Macron II : les premiers jours du gouvernement Borne

Élisabeth Borne sur TF1 : "Un gouvernement paritaire et équilibré, c'est important"

La rédaction de TF1info
Publié le 20 mai 2022 à 7h09, mis à jour le 21 mai 2022 à 8h01
JT Perso

Source : JT 20h WE

La Première ministre était l'invitée du 20H de TF1 ce vendredi soir, quelques heures après l'annonce de la composition du nouveau gouvernement.
Suivez les dernières informations.

Ce live est désormais terminé, merci de l'avoir suivi. Retrouvez dans ce nouvel article les informations de samedi 21 mai sur le nouveau gouvernement autour d'Elisabeth Borne et sur les prochaines législatives 

CLIMAT


Nouvelle ministre de la Transition énergétique, Agnès Pannier-Runacher a affirmé savoir "combien la lutte contre le réchauffement climatique est un combat essentiel pour notre avenir". "Nous devons rattraper le temps perdu. Nous le devons à la nouvelle génération et nous serons au combat!", martèle-t-elle.

SCHIAPPA RÉAGIT A SON ÉVICTION 


Pas reconduite dans le nouveau gouvernement, Marlène Schiappa a réagi sur Twitter. "Être ministre pendant cinq ans auprès d'Emmanuel Macron est une fierté et un honneur", salue-t-elle. 

MÉRITOCRATIE 


Le nouveau ministre de l’Éducation nationale s’est exprimé lors de la cérémonie de passation de pouvoir avec son prédécesseur Jean-Michel Blanquer. Pap Ndiaye s’est présenté en "pur produit de la méritocratie républicaine".

FÉLICITATIONS


Suivi ce vendredi par TF1, Damien Abad a confié avoir reçu un appel de l'ancien président de la République, Nicolas Sarkozy. Ce dernier a félicité l'ancien patron des députés LR pour sa nomination au poste de ministre des Solidarités.

ZOOM


La magistrate Isabelle Rome entre ce vendredi au gouvernement d'Elisabeth Borne. Elle y a été nommée ministre déléguée chargée de l'Egalité Hommes-Femmes, de la Diversité et de l'Égalité des chances. Inconnue du grand public, Isabelle Rome est une familière des dossiers qui lui sont confiés.

PREMIÈRE MINISTRE


"Je n'ai pas de doutes sur le fait que je vais être plus exposée. Mais je dois tout à la République. J'ai à cœur de rendre à mon pays ce qu'il a pu m'apporter", affirme Elisabeth Borne au 20H de TF1, au sujet de ses nouvelles fonctions. 

PAP NDIAYE


"Pap Ndiaye est là car il partage, avec Jean-Michel Blanquer, l'objectif d'offrir à nos enfants l'excellence et l'égalité des chances. Il incarne cela", martèle Elisabeth Borne, sur le plateau du 20H de TF1. "Sa feuille de route est de continuer et d'aller plus loin. Et de le faire avec les enseignants, [...] les parents d'élèves, les élèves et les associations", précise-t-elle. 
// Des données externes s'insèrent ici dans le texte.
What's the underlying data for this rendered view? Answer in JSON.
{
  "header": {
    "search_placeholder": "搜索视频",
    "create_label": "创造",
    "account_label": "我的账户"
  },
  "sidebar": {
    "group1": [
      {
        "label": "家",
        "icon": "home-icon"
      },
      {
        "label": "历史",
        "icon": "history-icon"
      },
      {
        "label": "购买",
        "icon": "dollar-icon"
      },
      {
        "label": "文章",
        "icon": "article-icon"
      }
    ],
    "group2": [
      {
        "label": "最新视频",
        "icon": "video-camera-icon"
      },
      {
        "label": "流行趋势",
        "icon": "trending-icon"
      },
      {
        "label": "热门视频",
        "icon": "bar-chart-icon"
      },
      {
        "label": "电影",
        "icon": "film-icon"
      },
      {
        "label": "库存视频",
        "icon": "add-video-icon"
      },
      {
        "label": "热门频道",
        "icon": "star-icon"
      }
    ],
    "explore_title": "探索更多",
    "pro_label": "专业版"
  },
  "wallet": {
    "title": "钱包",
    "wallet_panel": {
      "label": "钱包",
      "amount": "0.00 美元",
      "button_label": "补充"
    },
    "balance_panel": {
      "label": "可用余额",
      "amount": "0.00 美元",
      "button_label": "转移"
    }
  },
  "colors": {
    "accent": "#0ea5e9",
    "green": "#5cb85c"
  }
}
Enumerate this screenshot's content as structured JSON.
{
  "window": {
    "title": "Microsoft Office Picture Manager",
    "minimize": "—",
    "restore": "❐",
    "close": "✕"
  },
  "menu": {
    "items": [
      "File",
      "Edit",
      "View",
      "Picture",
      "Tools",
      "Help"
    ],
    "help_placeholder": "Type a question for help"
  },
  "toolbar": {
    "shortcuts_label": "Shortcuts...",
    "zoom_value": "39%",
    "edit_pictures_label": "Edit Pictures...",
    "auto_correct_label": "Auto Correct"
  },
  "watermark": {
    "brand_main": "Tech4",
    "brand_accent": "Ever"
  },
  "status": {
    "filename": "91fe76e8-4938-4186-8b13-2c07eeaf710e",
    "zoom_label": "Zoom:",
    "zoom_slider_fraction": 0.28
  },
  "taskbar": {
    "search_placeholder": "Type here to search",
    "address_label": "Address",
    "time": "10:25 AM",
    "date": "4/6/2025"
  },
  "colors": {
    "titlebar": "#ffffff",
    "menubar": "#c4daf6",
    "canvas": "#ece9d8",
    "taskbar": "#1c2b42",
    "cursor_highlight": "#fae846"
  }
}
Les attaques de l'extrême droite à l'encontre du nouveau ministre de l'Éducation nationale sont "caricaturales", estime la Première ministre. "Pap Ndiaye est un républicain très engagé, qui croit aux valeurs de la République", ajoute-t-elle.

ÉCOLOGIE 


"La transition écologique doit se mettre en œuvre dans toutes les politiques publiques. C'est pour cela que je suis chargée de la planification écologique", indique Elisabeth Borne sur le plateau de TF1. "Il y a une mesure importante : permettre à tous les Français de pouvoir accéder à des véhicules électriques, avec des locations de longue durée à moins de 100 euros par mois", souligne-t-elle.

POUVOIR D'ACHAT 


"Je suis bien consciente qu'il y a beaucoup d'inquiétudes sur le sujet du pouvoir d'achat. Tout au long de ces derniers mois, on a pris des mesures fortes pour protéger le pouvoir d'achat des Français", affirme Elisabeth Borne sur le plateau du 20H de TF1. "On a bien entendu leurs inquiétudes et la première loi qui sera examinée par l'Assemblée Nationale portera sur ce sujet", ajoute-t-elle. "On travaille sur un chèque alimentation", "la revalorisation des retraites et des minimas sociaux sans attendre le 1er janvier" et le "triplement de la prime pour le pouvoir d'achat", précise la Première ministre. 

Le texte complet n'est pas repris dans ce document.